I am as fond of brave fighting men as the next guy and admire the courage those kids showed trying to protect their fellow soldiers. But the escalation of force tactics currently being used are stupid and should be changed immediately. What happened in Kabul is murder – you can not justify shooting a driver who has a car load of children under any circumstance. We have too much history here and should know what a VBIED looks like – this shooting is just as stupid as the shootings involving Italians in Herat last summer, or the Blackwater guys in Kabul last spring.
When you live behind walls everything on the other side of those walls is a threat. When you isolate your forces from the population you are supposed to “protect,” then your forces have no ability to distinguish friend from foe; threat from normal routine or the good from the bad. Gen McChrystal can gob on all he wants about the importance of “COIN” and, “getting to know the people” blah blah blah…. it doesn’t matter because he sets the operational rules here and under his rules no conventional American troops can leave a FOB unless they have at least four MRAPS and 16 riflemen. How are you supposed to, “protect the people” if you can only roll around in large road-bound convoys? How can you, “protect the people” if every night all your people have to be back on the big box FOB’s eating ice cream and pecan pie?

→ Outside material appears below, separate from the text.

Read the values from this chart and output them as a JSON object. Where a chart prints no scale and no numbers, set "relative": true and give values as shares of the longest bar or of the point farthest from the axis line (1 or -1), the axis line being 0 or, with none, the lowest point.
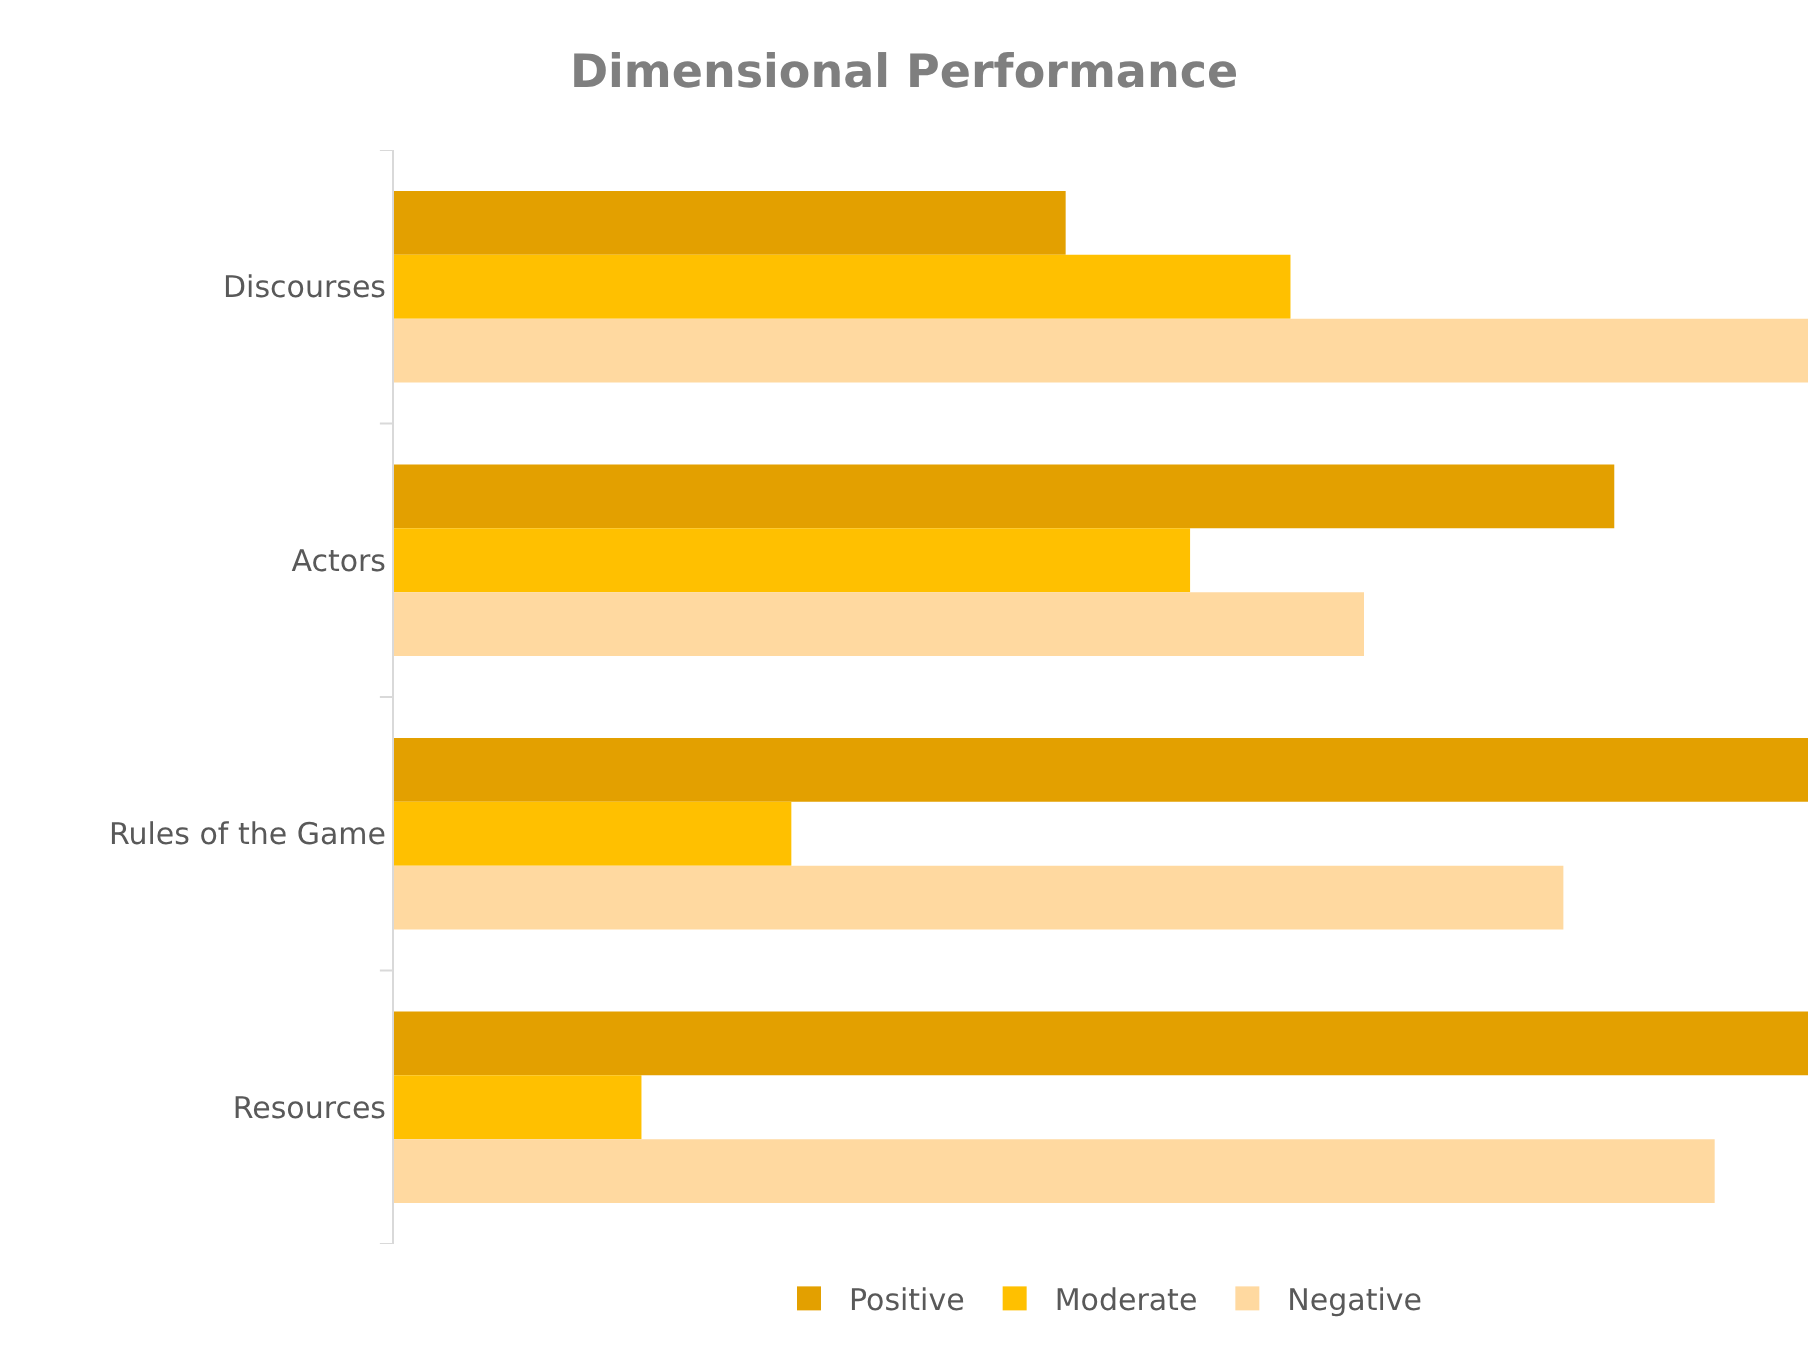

These SF guys are supposed to be the ones who know how to operate outside the big bases with the local population but did you notice where they are living? On a big box FOB; isolated and removed from their Afghan charges – which was obvious because none of them spoke a word of Dari or Pashto. My children can get through formal greetings in both Pashto and Dari and they were here for just a few months – it’s just not that hard to learn these things when you live in the local environment. Those SF teams should be out here free ranging with guys like The Bot, Mullah John, Panjiwai Tim and myself. They are good troops being poorly served by commanders who keep them isolated and removed from the people they are supposed to be protecting. They will never be able to gain the situational awareness required to do real COIN if they remain confined to the Big Box FOBs. That is the real story, and as usual CBS missed it.